Earlier this year, President Donald J. Trump declared his intention for the United States to withdraw from the agreement, igniting global consternation. Though Syria is not signed onto the agreement, the U.S. would be the only country out of 195 signatories to have pulled out of it.

Trump’s insistence on his ‘America First’ agenda has endangered the climate change conversation. He has promised to put coal miners back to work, and has said, on multiple occasions, that global warming is a hoax.  The U.S. has experienced a series of hurricanes this year which some scientists say fits with a forecast of a greater frequency of extreme weather events, as reported by Reuters.

The U.S. will be joining the climate talks in Bonn, but the Trump administration is in the awkward position of negotiating a deal it has walked away from. Washington also cannot formally pull out of the agreement until 2020.

The U.S. withdrawal poses significant environmental challenges because the country is the second largest emitter of carbon dioxide after China. This could mean rising sea levels and melting ice sheets as it’s estimated an additional three billion more tons of carbon dioxide would be released into the atmosphere each year. The Intergovernmental Panel for Climate Change (IPCC) estimates the expected sea level rise under its very-high emissions modeling scenario (RCP8.5) to be 0.63 meters, or about 2.1 feet, by the year 2100.

Paradoxically, the U.S. exit has energized those countries committed to the Paris agreement, said Hmaidan, of Climate Action. “I think that Trump, if we want to measure the positive and the negative as the net positive on the climate debate, I think he energised the global community.”

He also added that the “beauty of the U.S. is that it’s not just one person, there’s a lot of people who have a say.”

“We see new action coming on non-state level, sub-national level in the U.S., which is great.

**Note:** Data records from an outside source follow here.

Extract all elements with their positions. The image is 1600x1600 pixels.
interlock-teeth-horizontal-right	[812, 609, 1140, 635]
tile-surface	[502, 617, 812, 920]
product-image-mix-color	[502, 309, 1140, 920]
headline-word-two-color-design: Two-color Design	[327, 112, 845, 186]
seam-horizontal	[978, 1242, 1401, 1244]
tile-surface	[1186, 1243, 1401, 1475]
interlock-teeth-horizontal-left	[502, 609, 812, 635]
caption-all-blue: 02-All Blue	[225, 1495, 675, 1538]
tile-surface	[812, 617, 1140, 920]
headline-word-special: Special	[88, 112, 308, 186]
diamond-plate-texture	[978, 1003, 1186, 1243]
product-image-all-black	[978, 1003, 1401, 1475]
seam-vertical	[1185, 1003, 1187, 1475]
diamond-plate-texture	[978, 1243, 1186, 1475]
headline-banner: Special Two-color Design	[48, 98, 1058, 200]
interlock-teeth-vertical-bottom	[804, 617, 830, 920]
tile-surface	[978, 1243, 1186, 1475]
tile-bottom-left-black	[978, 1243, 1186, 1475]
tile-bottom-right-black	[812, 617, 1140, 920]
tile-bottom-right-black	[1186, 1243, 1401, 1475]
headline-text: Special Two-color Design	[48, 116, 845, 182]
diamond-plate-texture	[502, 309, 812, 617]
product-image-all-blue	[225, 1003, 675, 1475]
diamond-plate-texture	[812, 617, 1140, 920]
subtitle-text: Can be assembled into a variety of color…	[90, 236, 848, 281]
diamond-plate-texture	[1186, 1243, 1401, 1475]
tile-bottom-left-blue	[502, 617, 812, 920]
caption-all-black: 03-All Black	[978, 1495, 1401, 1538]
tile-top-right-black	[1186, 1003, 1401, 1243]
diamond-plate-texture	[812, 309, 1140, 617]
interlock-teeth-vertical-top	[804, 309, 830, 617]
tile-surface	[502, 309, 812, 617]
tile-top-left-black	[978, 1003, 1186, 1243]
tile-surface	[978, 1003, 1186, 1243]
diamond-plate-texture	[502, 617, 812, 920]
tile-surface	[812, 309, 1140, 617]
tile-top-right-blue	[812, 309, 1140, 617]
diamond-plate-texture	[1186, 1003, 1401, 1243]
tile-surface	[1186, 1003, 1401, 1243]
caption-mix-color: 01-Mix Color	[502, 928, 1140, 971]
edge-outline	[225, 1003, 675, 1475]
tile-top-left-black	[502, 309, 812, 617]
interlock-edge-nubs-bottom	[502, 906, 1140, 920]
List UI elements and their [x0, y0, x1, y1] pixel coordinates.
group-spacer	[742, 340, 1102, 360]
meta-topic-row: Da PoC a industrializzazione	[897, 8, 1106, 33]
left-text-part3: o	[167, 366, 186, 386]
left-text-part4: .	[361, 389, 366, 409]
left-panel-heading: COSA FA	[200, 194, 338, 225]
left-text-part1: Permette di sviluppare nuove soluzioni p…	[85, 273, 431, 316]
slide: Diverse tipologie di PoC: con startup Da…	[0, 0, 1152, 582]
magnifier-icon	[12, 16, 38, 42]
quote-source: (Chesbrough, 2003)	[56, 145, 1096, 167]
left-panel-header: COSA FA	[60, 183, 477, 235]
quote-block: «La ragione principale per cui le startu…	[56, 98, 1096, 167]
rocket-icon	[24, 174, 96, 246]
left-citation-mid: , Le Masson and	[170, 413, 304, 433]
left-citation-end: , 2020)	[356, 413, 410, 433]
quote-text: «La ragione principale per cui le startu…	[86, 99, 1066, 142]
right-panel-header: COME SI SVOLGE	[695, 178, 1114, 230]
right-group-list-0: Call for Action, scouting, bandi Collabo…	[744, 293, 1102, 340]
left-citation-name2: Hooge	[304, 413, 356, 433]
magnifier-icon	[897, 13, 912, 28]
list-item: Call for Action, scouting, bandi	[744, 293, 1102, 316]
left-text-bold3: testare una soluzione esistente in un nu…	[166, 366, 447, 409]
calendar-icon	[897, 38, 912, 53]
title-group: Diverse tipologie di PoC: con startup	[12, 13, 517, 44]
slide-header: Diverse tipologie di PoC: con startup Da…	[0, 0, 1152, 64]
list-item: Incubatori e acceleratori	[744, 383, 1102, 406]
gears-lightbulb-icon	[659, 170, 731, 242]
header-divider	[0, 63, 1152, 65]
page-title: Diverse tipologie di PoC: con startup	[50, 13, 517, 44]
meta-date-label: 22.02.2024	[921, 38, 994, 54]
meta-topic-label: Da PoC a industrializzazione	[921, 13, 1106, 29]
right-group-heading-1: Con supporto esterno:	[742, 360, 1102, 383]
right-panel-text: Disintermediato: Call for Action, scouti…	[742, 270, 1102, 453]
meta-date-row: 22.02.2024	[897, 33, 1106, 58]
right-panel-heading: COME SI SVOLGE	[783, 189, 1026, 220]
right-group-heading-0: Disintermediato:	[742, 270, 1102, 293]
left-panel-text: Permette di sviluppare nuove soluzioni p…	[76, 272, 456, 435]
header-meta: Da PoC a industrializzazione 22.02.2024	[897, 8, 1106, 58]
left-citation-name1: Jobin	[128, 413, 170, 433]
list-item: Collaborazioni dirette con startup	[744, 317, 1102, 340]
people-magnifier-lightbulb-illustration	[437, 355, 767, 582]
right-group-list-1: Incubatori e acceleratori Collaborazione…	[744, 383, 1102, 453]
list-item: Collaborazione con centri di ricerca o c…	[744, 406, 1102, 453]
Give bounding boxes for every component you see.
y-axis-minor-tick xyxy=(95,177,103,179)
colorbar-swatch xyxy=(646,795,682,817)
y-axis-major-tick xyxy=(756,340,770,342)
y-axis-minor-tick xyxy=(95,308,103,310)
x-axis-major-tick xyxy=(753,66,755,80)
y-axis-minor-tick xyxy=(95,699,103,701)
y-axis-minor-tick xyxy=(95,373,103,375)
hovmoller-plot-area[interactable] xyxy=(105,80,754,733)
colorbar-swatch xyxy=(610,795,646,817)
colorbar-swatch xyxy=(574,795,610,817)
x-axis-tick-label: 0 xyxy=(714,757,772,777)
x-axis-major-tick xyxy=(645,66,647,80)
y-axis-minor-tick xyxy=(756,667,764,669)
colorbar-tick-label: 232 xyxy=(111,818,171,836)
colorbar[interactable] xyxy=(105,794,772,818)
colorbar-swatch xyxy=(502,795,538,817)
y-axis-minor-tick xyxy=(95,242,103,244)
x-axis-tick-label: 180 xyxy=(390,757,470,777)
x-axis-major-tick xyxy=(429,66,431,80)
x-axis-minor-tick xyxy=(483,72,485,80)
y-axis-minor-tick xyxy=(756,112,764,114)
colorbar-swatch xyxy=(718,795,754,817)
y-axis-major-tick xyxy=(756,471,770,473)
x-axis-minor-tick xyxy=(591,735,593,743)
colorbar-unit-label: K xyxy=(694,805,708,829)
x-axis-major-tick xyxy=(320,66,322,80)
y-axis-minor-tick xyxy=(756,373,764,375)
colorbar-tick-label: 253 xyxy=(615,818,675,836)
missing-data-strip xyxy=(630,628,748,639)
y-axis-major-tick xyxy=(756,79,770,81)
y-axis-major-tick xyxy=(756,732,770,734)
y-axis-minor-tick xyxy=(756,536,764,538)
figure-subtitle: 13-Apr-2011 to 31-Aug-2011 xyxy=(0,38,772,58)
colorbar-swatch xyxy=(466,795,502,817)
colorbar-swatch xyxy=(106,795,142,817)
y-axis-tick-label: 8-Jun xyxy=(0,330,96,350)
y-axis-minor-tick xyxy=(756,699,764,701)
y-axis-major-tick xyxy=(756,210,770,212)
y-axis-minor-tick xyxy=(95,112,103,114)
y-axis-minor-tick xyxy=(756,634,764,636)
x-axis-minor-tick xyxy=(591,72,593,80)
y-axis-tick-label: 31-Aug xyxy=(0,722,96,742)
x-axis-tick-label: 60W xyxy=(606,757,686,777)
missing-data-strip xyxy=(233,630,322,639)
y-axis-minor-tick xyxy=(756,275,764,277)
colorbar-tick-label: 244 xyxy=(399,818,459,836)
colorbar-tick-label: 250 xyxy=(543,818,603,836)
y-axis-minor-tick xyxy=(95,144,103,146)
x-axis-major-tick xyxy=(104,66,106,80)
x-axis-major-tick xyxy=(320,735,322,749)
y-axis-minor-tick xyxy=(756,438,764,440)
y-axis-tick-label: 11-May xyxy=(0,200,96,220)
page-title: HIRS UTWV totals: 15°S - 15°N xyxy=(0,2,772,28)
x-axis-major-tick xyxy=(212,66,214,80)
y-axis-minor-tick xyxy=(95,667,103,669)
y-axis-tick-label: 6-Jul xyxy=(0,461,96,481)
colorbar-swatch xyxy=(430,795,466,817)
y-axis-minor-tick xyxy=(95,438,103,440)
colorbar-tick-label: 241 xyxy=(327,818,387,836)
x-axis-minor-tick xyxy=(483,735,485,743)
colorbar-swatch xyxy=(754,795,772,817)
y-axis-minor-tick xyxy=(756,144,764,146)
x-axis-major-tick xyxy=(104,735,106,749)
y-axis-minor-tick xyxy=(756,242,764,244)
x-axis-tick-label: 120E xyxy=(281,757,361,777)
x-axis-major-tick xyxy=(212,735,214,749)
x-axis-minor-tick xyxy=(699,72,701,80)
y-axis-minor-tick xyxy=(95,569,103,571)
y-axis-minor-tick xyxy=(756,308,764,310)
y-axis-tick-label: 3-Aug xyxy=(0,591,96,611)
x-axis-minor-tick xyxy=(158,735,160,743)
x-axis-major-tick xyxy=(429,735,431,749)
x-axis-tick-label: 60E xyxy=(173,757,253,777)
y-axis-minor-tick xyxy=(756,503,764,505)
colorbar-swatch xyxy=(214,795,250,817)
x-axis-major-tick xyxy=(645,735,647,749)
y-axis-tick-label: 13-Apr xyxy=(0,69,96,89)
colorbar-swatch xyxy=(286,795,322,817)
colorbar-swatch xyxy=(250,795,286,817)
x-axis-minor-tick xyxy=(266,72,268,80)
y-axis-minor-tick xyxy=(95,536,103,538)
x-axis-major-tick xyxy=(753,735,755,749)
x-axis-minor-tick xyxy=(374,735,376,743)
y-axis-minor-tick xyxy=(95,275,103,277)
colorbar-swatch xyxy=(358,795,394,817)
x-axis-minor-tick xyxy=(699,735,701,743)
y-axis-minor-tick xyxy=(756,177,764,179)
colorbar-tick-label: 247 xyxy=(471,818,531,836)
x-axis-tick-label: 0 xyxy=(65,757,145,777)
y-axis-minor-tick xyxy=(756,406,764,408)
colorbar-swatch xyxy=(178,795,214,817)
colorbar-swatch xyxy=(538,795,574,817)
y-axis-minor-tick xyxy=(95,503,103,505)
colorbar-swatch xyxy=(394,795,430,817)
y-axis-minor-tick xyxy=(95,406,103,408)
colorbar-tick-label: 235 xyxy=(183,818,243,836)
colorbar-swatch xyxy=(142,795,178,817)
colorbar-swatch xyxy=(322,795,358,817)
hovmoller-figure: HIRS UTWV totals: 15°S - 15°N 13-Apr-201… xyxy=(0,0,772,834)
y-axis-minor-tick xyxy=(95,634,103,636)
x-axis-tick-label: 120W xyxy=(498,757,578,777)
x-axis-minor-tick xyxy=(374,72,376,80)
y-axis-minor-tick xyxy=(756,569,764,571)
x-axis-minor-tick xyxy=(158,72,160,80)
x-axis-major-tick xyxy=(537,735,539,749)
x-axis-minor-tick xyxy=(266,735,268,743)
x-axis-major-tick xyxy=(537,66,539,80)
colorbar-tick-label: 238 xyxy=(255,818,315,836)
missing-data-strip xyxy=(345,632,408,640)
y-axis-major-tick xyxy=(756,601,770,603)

We are still in coercion, all the work done by cities, businesses, states, government.”

Los Angeles, Boston and New York City have already outlined plans to advance the Paris agreement; and governors from 14 US states have said that they intend to keep the climate progress going.

India, China and the European Union (EU) are leading the battle against climate change now that the United States is pulling out. India has already developed one of the world’s most aggressive plans for installing solar panels and producing clean power. China views climate action as an economic opportunity and aims to create 13 million clean energy jobs by 2020. In 2015, it overtook the United States as the largest market for electric cars. The EU has said it aims to cut its emission substantially and turn Europe into a low-carbon economy by 2050.

Why Fiji?

Fiji is the first small south Pacific island to hold the COP presidency. The island is, however, too small to accommodate the number of people attending and consequently it is being staged in Bonn. The presidency rotates among five UN regional groups and COP23 scheduled for the Asia-Pacific region.

Though the conference won’t be held on the island, the Fijian spirit will be invoked by encouraging participants to engage in the concept of “talanoa,” which means building empathy and engaging in transparency.

Fiji, like other Pacific-island states, is most likely to face climate challenges in the future. Despite being one of the smallest contributors to global carbon emissions, it is highly susceptible to cyclones and floods. Since 1993, Fiji has recorded a 6 millimeter increase in its sea level per year. In 2016, Cyclone Winston ravaged the small island and took the lives of 44 Fijians.

The island’s president, Frank Bainimarama, noted Fiji’s “need for urgency” about climate change when he addressed the opening of the conference in Bonn.

The World Health Organization and Fiji are currently working on a project to record and implement actions in response to a 2015 study that examined the cause and effects of climate change. The study found that rising global temperatures exacerbated illnesses such as Dengue fever and diarrheal diseases.